Mosaic has concentrated on acquiring New Zealand acreage within the Taranaki Basin, which has an established the gas market and a well-developed infrastructure.

Taranaki is New Zealand’s sole oil and gas producing basin with an expected ultimate recovery (EUR) from existing fields and discoveries under development of approximately 7 trillion cubic feet (TCF) of gas and more than half a billion barrels of oil and condensate.

Mosaic’s exploration focus is in two well-defined prospective trends in the onshore/ near-shore Taranaki Basin: the Eocene coastal reservoir fairway and the Eastern Margin trend.

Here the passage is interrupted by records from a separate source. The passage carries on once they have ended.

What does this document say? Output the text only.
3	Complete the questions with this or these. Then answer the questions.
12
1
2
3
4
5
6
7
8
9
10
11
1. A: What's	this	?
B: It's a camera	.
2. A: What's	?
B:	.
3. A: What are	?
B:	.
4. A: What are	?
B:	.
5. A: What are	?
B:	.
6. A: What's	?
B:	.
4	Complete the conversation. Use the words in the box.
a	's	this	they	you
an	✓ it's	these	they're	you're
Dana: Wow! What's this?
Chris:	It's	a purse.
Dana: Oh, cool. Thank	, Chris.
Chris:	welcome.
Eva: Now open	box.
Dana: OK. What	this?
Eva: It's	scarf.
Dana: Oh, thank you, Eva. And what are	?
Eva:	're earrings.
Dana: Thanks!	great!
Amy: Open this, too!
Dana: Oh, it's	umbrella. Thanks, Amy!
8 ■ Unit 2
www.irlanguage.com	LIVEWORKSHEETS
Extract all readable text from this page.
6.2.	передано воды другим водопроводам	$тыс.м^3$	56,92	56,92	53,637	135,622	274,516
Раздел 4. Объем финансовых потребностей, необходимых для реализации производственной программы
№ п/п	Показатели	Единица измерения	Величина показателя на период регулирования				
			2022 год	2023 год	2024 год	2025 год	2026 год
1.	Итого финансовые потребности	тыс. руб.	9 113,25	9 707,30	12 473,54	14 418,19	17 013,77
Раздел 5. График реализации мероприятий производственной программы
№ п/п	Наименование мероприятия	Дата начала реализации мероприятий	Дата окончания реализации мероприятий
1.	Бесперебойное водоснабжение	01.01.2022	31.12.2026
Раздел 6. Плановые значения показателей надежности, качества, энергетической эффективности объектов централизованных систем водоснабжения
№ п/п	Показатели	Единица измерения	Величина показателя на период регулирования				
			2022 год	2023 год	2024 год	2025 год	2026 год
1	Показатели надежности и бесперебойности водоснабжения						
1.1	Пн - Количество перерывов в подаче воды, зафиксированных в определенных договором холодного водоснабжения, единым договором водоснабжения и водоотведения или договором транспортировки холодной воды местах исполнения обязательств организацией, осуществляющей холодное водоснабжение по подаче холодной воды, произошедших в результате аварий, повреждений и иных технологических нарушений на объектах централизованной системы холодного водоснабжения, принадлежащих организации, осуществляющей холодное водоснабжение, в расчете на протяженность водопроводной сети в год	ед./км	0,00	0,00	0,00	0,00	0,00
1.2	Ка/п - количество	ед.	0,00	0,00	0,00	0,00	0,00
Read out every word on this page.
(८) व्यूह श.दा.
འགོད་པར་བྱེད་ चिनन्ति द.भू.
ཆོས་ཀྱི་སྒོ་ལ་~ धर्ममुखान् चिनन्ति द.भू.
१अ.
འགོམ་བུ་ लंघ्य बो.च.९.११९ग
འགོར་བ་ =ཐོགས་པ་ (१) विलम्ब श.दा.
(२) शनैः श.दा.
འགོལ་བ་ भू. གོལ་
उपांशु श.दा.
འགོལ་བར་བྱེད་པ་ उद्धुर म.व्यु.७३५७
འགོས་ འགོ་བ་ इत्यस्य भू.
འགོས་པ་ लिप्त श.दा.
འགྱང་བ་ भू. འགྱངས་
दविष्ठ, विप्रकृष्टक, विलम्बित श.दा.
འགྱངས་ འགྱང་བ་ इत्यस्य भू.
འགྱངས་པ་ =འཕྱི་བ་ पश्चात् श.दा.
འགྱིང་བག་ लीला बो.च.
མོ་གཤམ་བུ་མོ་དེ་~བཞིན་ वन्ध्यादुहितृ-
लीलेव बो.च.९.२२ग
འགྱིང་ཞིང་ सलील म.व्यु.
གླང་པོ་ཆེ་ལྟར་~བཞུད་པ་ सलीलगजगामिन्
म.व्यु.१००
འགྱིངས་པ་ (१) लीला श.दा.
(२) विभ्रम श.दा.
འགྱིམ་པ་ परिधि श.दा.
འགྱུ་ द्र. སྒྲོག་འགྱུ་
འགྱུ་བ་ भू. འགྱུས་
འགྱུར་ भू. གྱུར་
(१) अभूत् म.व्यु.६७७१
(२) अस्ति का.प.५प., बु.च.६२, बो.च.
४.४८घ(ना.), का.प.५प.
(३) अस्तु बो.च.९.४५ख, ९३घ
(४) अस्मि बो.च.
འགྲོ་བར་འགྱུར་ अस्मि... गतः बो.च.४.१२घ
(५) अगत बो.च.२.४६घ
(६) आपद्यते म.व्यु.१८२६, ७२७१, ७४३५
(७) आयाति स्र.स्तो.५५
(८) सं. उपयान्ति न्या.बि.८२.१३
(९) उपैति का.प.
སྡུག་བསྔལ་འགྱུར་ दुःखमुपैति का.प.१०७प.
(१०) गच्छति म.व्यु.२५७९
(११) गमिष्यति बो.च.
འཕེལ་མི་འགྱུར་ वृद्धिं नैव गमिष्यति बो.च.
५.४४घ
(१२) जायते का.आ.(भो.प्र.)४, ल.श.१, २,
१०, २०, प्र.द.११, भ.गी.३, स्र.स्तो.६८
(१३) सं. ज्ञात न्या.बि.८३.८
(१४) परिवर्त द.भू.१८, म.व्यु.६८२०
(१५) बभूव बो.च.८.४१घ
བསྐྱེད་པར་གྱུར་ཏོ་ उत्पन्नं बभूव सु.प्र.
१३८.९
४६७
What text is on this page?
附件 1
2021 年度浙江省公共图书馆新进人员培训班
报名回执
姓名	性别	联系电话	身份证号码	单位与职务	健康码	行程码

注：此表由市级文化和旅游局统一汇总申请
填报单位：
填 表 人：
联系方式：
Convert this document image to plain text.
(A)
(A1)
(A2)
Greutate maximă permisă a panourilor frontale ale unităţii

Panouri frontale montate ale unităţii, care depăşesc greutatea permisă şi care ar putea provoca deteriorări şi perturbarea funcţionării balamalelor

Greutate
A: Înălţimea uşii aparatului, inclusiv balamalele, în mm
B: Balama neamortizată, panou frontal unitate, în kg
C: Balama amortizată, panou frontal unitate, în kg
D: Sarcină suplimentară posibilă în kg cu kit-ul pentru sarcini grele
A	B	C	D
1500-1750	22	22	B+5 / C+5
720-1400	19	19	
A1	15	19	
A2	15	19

Mosaic has now firmed up the second of three named projects with the execution of the farm-in to PEP 51149, complementing its existing interest in PEP 51151 and its application for the Kaheru block (PEP 52181).

Currently in the seismic acquisition and geological and geophysical phase, the three projects will ultimately result in a drilling program of up to five exploration wells in 2011-2012 targeting both oil and gas-condensate, including some with sizeable potential.

This program will give the company exposure to several plays with differing risk profiles in prospects on established Taranaki hydrocarbon-producing trends. The drilling is expected to be funded from increases in production from the company’s Queensland assets over the next couple of years.

Alex Parks, CEO of Mosaic Oil, said: “Mosaic is maturing a portfolio in New Zealand that will result in an affordable yet material drilling program, giving Mosaic and our shareholders the potential of major discoveries in a region that is highly prospective for oil and gas.”